The first time I saw Dennis DeYoung on stage was in Long Beach, Calif. He was with other members of the band he had formed in a basement on Chicago's South Side when he was a teenager. The band was Styx, the year was 1979 and Styx was riding high, filling stadiums across the country on its way to becoming the first band to release four consecutive multiplatinum albums.
"Our music is what finally sold us," DeYoung told me backstage. "Even after our first four records went nowhere, we never gave up. We didn't ever do a lot of self-promotion. We tried to let our music talk for us."
That was then.
This is now and DeYoung, who is 73 years old, is locked down in a nice house in the Chicago suburbs with his childhood sweetheart, Suzanne, who has been his wife since 1970 and is the mother of their two adult children, Carrie Ann and Matthew, tucked safely in their own homes.

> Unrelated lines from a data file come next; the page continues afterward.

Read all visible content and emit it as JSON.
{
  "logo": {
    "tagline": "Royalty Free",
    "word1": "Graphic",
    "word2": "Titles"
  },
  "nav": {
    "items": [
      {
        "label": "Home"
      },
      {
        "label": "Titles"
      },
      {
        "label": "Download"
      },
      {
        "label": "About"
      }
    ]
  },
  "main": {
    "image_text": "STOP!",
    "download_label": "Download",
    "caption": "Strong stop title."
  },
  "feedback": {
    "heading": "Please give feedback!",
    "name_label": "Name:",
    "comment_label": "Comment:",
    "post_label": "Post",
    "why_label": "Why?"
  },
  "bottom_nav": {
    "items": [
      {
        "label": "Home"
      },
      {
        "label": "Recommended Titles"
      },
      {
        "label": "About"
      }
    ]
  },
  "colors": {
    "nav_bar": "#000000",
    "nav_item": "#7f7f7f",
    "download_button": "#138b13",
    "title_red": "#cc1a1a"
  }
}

Dennis only goes out to buy groceries. He spends a lot of time in the studio in his basement. A great deal of it is on the phone, being interviewed by a stream of journalists, all eager to have him explain what is certifiably the second coming of this rock star.

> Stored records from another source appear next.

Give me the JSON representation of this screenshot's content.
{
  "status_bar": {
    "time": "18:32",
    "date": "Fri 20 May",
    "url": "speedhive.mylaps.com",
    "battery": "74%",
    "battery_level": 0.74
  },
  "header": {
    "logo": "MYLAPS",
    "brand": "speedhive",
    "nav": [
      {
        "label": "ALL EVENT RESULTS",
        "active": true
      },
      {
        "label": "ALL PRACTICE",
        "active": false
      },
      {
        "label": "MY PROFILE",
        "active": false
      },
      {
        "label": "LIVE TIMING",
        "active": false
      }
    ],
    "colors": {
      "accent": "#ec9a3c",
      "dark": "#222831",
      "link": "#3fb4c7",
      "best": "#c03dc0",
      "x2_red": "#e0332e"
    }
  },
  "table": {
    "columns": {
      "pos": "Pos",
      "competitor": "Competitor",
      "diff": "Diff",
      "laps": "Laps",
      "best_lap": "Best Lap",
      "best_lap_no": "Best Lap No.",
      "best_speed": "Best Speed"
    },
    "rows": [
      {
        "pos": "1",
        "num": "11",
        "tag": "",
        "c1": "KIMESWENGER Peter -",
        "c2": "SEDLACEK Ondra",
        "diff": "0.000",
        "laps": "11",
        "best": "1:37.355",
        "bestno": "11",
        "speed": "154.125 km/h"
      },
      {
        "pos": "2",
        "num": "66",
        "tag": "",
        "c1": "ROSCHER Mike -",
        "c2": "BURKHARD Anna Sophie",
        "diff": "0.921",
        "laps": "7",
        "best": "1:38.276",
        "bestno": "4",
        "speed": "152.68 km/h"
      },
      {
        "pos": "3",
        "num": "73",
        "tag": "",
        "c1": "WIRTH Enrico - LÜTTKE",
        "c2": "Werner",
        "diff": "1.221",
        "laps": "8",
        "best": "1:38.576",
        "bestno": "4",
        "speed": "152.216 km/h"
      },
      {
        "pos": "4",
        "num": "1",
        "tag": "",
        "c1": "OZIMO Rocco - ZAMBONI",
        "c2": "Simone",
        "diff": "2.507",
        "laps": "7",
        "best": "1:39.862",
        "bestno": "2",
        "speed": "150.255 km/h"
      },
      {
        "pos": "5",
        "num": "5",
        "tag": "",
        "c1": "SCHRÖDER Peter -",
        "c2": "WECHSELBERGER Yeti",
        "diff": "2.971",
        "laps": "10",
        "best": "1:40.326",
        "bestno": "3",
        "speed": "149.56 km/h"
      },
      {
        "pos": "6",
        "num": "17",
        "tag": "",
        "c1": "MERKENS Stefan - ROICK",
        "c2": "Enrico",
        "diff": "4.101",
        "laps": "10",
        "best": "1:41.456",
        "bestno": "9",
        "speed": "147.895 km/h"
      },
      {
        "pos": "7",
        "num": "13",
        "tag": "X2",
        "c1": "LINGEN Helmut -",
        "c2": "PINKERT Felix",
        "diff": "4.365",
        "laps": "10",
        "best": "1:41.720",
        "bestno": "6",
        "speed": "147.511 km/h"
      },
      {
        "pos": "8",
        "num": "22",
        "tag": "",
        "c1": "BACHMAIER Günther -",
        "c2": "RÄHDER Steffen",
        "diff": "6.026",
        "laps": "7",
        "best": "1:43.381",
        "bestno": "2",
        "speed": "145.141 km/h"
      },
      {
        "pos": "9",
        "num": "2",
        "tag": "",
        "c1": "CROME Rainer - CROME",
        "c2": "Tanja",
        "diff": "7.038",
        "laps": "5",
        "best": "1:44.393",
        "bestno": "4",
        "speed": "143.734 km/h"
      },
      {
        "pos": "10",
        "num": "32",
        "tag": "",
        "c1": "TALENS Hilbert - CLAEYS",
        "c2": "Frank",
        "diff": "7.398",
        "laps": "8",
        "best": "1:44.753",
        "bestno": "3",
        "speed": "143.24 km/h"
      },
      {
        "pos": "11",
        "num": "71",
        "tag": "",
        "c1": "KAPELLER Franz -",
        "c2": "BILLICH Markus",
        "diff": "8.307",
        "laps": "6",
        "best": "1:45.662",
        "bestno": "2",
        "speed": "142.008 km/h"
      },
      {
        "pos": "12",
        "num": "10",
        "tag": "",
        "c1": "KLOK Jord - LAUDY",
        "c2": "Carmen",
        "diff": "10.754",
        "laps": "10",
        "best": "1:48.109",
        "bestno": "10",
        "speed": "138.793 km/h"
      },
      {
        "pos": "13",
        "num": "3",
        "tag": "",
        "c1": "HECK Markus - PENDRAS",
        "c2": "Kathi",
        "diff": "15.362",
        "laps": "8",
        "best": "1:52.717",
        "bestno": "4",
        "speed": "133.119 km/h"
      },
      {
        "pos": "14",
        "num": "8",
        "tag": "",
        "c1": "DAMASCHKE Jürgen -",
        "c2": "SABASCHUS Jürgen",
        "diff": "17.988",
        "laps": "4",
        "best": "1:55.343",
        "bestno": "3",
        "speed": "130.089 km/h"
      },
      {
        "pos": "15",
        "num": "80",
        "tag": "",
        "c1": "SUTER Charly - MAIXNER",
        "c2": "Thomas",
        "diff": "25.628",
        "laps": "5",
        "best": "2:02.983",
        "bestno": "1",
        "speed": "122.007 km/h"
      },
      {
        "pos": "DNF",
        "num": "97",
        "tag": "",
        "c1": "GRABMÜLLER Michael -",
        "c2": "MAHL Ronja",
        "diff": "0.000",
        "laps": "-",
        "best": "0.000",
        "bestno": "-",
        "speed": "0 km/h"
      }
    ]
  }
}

Though he has been consistently performing on the road for the last decade with a band that is not Styx but singing the many hits he wrote for that group -- "Babe," "Lady," "Come Sail Away," "Mr. Roboto," "Show Me the Way," it is a long list -- he had recently completed a new album and has become an internet sensation.
"I had been, still am, trying to understand what's happening in this world," he says. "I'd been asked to maybe play a song that could be posted on the internet, maybe brighten things up. I gave in and played (1981's) 'The Best of Times,' even though my piano wasn't even in tune."
The song was posted in April and it has since been viewed by more than 1 million people and counting. "I was stunned, overwhelmed," he says. "I must have hit a chord with people."
He has since posted another song, 1990's "Show Me the Way," and started his own YouTube channel.
But more enlightening and deeply satisfying than the number of viewers have been the comments they posted. There are more than 7,000 and counting, all along the lines of "Wow someone playing an actual instrument. Singing without any electrical enhancements" or "I'm not even an 'official' Styx fan, so why did this make me tear up."
And on and on and on and he has read them all.